Open fehmud opened this issue 11 years ago • 4 comments

Hello,

thanks for sharing this useful package.

There is a problem with the value of last-command after having executed any command from this package. The value of last-command will be the internal iy-go-to-char--command instead of iy-go-to-char or any other command from the interface of the package. This is a problem when writing a new command that builds on this package.

Thanks for your attention.

fehmud avatar Oct 26 '14 13:10 fehmud

It is tricky to support multiple cursor. I'll check to see how to work around it.

doitian avatar Oct 27 '14 00:10 doitian

Thanks for your quick reply.

I am not an Emacs Lisp expert, but maybe you could set this-command before returning from each command.
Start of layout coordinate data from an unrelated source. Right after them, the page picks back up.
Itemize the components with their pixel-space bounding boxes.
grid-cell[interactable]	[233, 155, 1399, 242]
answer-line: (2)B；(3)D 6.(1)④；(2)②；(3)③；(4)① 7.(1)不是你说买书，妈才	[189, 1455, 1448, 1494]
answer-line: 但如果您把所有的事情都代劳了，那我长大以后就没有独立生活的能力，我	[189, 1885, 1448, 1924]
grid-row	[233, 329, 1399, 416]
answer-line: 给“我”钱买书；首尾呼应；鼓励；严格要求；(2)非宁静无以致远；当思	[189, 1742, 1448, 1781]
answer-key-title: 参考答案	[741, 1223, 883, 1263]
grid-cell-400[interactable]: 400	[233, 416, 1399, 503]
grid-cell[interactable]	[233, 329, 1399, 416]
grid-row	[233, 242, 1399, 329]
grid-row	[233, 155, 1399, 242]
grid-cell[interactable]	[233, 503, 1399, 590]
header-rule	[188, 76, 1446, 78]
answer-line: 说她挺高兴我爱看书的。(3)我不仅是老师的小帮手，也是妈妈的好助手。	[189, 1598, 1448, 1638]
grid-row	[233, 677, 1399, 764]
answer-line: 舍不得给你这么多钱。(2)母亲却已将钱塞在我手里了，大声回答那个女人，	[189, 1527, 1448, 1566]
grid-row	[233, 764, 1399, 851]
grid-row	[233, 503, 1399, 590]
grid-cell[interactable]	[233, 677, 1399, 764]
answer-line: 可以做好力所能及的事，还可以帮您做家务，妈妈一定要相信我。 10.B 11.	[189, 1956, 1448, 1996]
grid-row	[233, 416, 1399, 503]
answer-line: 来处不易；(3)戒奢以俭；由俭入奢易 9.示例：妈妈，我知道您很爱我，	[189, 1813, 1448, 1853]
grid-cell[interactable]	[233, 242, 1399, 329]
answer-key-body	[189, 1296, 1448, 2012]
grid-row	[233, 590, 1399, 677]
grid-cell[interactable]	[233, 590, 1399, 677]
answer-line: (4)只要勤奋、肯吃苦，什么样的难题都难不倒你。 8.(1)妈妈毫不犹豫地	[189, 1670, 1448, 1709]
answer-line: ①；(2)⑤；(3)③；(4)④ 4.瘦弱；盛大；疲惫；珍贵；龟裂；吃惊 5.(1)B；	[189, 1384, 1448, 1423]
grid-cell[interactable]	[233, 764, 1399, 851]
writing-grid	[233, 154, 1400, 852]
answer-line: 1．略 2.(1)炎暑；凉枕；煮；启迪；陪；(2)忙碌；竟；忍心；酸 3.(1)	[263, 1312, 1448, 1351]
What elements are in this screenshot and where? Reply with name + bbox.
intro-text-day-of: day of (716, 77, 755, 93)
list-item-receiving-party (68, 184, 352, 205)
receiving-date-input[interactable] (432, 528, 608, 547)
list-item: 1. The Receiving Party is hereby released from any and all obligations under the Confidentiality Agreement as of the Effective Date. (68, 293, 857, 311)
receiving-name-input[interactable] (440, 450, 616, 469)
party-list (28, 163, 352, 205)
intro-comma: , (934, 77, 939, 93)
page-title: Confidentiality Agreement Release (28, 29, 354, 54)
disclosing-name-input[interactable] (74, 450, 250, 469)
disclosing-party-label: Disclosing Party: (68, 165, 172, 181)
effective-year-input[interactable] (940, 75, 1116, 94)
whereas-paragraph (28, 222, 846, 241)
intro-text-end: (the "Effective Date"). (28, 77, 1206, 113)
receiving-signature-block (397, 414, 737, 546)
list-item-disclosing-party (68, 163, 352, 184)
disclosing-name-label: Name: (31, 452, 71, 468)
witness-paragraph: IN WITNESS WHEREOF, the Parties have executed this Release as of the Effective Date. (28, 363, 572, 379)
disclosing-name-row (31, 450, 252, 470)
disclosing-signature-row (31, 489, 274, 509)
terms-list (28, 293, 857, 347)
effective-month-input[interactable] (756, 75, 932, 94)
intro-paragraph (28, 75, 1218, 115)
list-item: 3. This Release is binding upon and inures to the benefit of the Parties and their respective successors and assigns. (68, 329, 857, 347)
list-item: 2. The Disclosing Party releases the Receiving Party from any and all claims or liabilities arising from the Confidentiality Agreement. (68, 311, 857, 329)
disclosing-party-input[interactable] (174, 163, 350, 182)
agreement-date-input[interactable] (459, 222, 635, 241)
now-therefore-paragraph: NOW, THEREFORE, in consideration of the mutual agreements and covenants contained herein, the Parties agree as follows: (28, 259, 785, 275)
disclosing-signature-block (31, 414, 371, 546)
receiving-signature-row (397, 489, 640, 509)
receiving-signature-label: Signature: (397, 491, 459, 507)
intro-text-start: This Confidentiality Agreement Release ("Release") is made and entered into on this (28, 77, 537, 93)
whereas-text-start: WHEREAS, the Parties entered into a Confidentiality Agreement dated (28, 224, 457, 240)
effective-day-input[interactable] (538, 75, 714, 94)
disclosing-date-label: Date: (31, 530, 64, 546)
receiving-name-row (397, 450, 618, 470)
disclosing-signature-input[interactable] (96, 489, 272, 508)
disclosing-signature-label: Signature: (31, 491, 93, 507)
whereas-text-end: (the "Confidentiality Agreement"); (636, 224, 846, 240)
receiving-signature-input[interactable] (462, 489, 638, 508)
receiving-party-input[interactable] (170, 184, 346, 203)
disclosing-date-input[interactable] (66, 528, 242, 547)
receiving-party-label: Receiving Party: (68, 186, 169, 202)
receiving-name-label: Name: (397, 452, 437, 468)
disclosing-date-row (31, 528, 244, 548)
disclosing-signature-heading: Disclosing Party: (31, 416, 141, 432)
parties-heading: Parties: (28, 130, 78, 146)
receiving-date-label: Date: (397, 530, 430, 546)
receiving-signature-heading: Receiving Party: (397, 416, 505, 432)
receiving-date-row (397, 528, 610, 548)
For instance, for iy-go-to-char we would have:

(defun iy-go-to-char (n char)
     ;; Implementation of `iy-go-to-char`
     (setq this-command 'iy-go-to-char))

fehmud avatar Oct 27 '14 01:10 fehmud

Do you have any plan to build a command based on this package? I don't see any benefit of it. This package is intended to be used by end user, instead of used as a library.

What you suggest is just the default behaviour of emacs. The problem is that when multiple cursor is enabled, iy-go-to-char will prompt you the char to search in every cursors.

doitian avatar Oct 29 '14 15:10 doitian

Thanks for your assistance.

I have already adapted two custom commands to use this package, namely my own "smart" commands that I have bound to C-w and M-w. To accomplish this, I had already disabled the temporary map (before the version 3.2.2 of the package allowed it).

I have never used Multiple Cursor, so I don't know what to say regarding interactions with that package. Maybe this package could rely on a buffer-local variable instead of last-command?

Anyway, tampering with last-command seems wrong. Even a package that is intended to be used by end users shouldn't leak its implementation. You never know what users could decide to do with a package. At least, the README should mention this quirk.